En la antigua Atenas, la cuna de la democracia, allá por el siglo V a.C. las decisiones políticas se tomaban en asambleas abiertas donde los ciudadanos tenían la oportunidad de debatir, deliberar y votar directamente sobre cuestiones de importancia. No había intermediarios, y la transparencia y la participación eran fundamentales. Hoy, 2500 años después, inevitablemente la democracia se ha vuelto más compleja y obligatoriamente representativa. Aunque en teoría ha evolucionado tratando de mantenerse fiel a sus orígenes, son muchos los factores que han hecho que se modifique la esencia de la misma.

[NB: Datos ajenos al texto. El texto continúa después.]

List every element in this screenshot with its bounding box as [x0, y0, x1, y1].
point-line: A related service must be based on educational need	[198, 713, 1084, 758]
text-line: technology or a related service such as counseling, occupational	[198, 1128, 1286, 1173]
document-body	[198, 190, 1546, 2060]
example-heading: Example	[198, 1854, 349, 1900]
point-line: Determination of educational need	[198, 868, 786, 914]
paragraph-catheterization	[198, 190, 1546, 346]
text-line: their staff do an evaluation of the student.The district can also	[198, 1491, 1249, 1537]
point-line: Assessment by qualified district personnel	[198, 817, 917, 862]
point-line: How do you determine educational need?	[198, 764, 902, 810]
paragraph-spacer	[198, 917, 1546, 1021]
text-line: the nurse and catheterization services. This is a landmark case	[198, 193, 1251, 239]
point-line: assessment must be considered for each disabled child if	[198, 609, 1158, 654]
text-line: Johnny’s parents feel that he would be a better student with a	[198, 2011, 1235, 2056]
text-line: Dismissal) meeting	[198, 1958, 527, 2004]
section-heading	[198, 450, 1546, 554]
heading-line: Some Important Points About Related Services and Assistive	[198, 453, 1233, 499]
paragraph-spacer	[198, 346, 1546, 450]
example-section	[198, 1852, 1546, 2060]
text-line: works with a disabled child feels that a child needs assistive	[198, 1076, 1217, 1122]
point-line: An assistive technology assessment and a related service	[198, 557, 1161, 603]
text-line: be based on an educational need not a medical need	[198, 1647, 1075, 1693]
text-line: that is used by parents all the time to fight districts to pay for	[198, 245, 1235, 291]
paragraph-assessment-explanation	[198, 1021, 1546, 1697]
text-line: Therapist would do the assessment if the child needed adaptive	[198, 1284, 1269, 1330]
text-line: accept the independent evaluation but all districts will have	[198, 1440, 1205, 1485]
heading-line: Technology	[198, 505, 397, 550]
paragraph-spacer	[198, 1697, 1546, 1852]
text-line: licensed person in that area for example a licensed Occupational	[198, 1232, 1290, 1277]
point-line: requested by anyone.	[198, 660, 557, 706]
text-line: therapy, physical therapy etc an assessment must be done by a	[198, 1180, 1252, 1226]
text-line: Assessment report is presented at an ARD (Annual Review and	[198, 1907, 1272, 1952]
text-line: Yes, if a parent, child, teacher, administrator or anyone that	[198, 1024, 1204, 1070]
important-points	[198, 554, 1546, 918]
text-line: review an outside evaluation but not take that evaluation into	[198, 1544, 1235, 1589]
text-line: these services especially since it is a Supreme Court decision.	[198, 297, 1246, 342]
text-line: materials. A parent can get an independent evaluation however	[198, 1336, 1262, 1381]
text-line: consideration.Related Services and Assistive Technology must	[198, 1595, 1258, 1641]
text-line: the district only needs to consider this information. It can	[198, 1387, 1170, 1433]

La influencia mediática está alterando a pasos agigantados el pretendido gobierno del pueblo que los atenienses tenían en mente cuando hablaban de democracia. El manejo interesado de los medios de comunicación o la generalización en el uso de las redes sociales son nuevos factores que suponen un poder inmenso para dar forma a la opinión pública y, por lo tanto, influir en las elecciones y en la toma de decisiones. Y ese poder mediático tiene dueños.
Es evidente que la polarización, la desinformación y la manipulación son amenazas constantes en este nuevo horizonte mediático, lo que pone en peligro la capacidad de los ciudadanos para acercarse a las urnas con un criterio propio sobre lo que van a votar. Y también es evidente que para recuperar el espíritu original de la democracia griega es esencial abordar estos desafíos. La transparencia, la educación cívica y la regulación de la influencia mediática y financiera en la política son fundamentales para restaurar la confianza en el sistema democrático. Es complicado, pero solo así podremos conseguir que la democracia vuelva a ser una herramienta genuina para el empoderamiento de los ciudadanos y la toma de decisiones colectivas informadas.